Dec 21, 2022
In Panama City, Panama, U.S. Grains Council staff in Latin America and the Caribbean (LTA) participated in the VII Energy Week organized by the Latin American Energy Organization (OLADE), the Energy Secretariat of Panama and the Inter-American Development Bank (IDB), in collaboration with EnergyNet.
Delegates from more than 21 countries attended the event, the most relevant in the region, to discuss energy-related topics, including governments, companies, academia and international agencies. Issues highlighted in this year’s Energy Week edition included innovation in the energy sector; access and efficiency; sustainable energy development; renewable energies; regional security; and integration mechanisms.
Juan Sebastian Diaz, USGC Latin America regional ethanol consultant, participated in the “Sustainable Mobility” session to discuss opportunities and challenges facing biofuels and electromobility in the region. Diaz was joined on the panel by representatives from the International Renewable Energy Agency (IRENA), the IDB, U.N. Environment Programme, the World Bank (WB) and the Inter-American Institute for Cooperation on Agriculture (IICA).
“During the panel, the Council was able to demonstrate that biofuels, and particularly ethanol, are still valid within the region as one of the most efficient and easily accessible mechanisms to meet the international call to decarbonize the transportation system in their respective countries,” Diaz said. “We highlighted the momentum that Central America is having by embracing biofuels programs in the near future and encouraged the audience to expand ethanol usage based on their current capabilities.”
According to OLADE, the transportation sector in Latin America and the Caribbean is responsible for nearly 22 percent of the emissions of short-lived climate pollutants and represents 15 percent of total greenhouse gas (GHG) emissions. If the trend scenario continues, it is estimated that GHG emissions will increase by 50 percent by 2050. Transportation is one of the primary sources of air pollution in cities, strongly impacting public health.
In this sense, biofuels, especially ethanol produced from corn, emerge as a sustainable option to provide efficient fuel and help reduce carbon dioxide (C02) emissions in the transportation sector. The Council has a regional incidence strategy in the area to promote public policies favorable to biofuels, as well as to achieve higher blends of ethanol mixed with gasoline and reduce trade barriers to the entry of U.S. ethanol.

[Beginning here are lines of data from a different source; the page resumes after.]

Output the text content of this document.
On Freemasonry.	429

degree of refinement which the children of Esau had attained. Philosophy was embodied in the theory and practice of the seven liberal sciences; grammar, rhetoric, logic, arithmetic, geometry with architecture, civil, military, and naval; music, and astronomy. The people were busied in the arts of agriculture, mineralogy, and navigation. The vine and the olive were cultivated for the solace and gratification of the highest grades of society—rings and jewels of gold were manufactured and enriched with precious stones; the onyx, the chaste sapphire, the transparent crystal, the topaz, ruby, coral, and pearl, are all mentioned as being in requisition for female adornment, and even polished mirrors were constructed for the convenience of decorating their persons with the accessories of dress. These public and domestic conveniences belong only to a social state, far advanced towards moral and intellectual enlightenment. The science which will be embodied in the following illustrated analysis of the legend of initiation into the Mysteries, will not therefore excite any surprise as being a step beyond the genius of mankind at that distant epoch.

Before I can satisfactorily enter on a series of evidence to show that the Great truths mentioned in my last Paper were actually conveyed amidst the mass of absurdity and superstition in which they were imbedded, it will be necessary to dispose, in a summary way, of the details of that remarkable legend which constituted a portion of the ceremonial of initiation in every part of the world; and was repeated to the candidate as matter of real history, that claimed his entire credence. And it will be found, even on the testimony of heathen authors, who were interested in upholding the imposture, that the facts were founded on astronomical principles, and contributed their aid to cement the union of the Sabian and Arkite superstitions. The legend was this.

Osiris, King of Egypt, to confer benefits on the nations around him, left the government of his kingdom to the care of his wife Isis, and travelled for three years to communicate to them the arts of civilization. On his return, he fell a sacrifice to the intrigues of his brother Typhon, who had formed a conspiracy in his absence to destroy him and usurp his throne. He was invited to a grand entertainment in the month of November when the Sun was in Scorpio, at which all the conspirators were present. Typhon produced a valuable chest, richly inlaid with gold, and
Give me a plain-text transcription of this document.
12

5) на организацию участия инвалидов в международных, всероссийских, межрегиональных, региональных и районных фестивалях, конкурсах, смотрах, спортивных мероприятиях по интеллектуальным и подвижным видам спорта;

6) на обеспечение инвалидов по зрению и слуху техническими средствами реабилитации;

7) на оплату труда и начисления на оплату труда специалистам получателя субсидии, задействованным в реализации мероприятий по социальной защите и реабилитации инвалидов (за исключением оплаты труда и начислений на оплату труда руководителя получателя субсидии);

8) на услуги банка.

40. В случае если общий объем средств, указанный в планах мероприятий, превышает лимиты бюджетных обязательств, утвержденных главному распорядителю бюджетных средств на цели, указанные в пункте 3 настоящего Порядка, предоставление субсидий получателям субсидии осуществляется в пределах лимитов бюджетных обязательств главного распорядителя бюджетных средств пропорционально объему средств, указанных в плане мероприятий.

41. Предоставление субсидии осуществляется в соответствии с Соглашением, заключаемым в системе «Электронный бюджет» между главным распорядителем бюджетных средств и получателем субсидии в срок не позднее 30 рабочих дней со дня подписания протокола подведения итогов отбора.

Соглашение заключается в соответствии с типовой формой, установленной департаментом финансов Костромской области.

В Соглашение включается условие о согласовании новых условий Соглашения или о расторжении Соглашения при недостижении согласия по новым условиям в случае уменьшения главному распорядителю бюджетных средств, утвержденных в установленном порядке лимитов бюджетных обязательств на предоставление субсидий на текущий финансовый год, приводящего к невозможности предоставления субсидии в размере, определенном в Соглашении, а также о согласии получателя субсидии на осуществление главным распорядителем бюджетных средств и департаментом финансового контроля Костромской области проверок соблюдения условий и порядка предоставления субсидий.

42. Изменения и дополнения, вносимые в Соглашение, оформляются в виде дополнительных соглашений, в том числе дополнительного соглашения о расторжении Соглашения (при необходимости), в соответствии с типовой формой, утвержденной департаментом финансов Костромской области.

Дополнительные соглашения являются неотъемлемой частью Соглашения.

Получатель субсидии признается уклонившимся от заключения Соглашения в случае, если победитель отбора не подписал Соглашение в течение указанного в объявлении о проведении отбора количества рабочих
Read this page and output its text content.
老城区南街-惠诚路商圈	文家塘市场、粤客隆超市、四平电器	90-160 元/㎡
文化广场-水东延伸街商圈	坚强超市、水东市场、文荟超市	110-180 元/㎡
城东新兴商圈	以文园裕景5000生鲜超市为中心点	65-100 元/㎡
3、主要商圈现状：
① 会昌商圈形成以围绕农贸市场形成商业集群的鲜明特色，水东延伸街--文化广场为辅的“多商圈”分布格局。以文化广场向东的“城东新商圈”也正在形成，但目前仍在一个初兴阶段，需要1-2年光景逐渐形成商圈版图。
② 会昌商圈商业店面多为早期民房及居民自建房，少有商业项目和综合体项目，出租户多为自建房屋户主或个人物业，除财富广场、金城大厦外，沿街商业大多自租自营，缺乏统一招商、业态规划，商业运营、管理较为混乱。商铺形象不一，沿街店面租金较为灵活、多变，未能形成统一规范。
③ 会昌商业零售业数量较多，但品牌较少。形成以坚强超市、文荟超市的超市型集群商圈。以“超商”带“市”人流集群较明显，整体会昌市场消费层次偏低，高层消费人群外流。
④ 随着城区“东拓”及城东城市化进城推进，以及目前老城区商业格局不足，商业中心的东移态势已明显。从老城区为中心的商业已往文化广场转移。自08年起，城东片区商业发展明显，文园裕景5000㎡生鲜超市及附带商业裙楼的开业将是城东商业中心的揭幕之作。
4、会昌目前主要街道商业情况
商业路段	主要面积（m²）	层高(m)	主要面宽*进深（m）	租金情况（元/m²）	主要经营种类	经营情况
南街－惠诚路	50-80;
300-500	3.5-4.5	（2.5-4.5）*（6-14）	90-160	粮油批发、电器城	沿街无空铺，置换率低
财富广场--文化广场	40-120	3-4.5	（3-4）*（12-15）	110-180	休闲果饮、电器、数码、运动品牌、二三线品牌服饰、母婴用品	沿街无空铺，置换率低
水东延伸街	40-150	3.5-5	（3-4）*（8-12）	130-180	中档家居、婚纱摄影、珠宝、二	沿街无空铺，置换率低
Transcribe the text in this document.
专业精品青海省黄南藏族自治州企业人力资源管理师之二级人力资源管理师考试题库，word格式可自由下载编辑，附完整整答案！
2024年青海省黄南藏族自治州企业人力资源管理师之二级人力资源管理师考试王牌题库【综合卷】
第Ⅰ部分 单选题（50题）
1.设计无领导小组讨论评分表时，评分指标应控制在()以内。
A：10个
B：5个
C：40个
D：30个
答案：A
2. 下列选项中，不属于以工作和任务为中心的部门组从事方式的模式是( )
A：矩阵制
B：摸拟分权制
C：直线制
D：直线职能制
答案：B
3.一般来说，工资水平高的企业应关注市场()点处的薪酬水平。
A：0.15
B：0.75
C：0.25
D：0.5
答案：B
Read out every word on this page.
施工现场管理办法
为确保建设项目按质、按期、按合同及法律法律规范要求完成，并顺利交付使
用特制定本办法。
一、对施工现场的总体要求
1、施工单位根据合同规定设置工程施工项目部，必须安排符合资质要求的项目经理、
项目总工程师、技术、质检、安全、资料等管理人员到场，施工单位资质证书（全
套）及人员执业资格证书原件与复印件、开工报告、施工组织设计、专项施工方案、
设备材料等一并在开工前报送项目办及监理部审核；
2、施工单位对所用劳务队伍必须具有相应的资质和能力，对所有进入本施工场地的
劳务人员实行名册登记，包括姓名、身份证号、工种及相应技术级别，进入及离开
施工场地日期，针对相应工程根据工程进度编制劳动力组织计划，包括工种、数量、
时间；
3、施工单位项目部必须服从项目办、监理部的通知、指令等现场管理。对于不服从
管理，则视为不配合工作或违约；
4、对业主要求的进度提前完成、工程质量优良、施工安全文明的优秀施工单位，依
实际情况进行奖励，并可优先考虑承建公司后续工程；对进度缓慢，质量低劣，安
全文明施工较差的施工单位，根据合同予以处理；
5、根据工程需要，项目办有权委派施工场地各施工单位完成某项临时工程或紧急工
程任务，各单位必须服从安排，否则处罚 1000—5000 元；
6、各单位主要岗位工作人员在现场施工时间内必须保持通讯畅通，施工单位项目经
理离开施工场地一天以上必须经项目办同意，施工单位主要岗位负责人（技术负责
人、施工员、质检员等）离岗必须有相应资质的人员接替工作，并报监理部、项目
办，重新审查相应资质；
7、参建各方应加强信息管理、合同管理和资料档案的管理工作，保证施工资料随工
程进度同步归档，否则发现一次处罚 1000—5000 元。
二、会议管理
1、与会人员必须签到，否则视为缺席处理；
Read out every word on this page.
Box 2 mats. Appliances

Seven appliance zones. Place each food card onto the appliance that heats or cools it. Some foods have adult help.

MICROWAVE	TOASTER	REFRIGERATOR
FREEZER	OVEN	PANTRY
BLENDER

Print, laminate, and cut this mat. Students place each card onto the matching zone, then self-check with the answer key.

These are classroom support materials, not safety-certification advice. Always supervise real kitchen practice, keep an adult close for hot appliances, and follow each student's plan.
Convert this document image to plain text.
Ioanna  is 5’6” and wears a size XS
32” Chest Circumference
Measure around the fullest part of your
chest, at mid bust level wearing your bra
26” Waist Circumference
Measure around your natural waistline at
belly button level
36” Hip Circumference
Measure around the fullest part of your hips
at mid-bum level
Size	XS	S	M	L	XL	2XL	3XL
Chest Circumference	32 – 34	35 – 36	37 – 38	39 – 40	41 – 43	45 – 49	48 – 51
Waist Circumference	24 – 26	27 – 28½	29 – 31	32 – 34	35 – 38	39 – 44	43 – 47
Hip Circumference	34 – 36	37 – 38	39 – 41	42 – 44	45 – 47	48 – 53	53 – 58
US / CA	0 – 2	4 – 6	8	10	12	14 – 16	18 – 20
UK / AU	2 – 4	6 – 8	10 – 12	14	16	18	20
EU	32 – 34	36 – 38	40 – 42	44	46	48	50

“We believe the Council’s participation in this important event helps create awareness of government officials in the region about the role of biofuels in the energy transition,” Diaz said. “During the panel, attendees agreed that ethanol is a simple, practical and economical way to decarbonize the region’s transportation system.”
The Council engages governments and industries across the Latin America and Caribbean region to develop the ethanol market and promote sales of U.S. ethanol. USGC ethanol promotion efforts focus on at least four areas, including demonstrating the environmental and human health benefits of ethanol; working with local leaders to develop biofuels policies with a role for trade; addressing trade barriers and logistical constraints to imports; and showing ethanol’s value as a source of octane.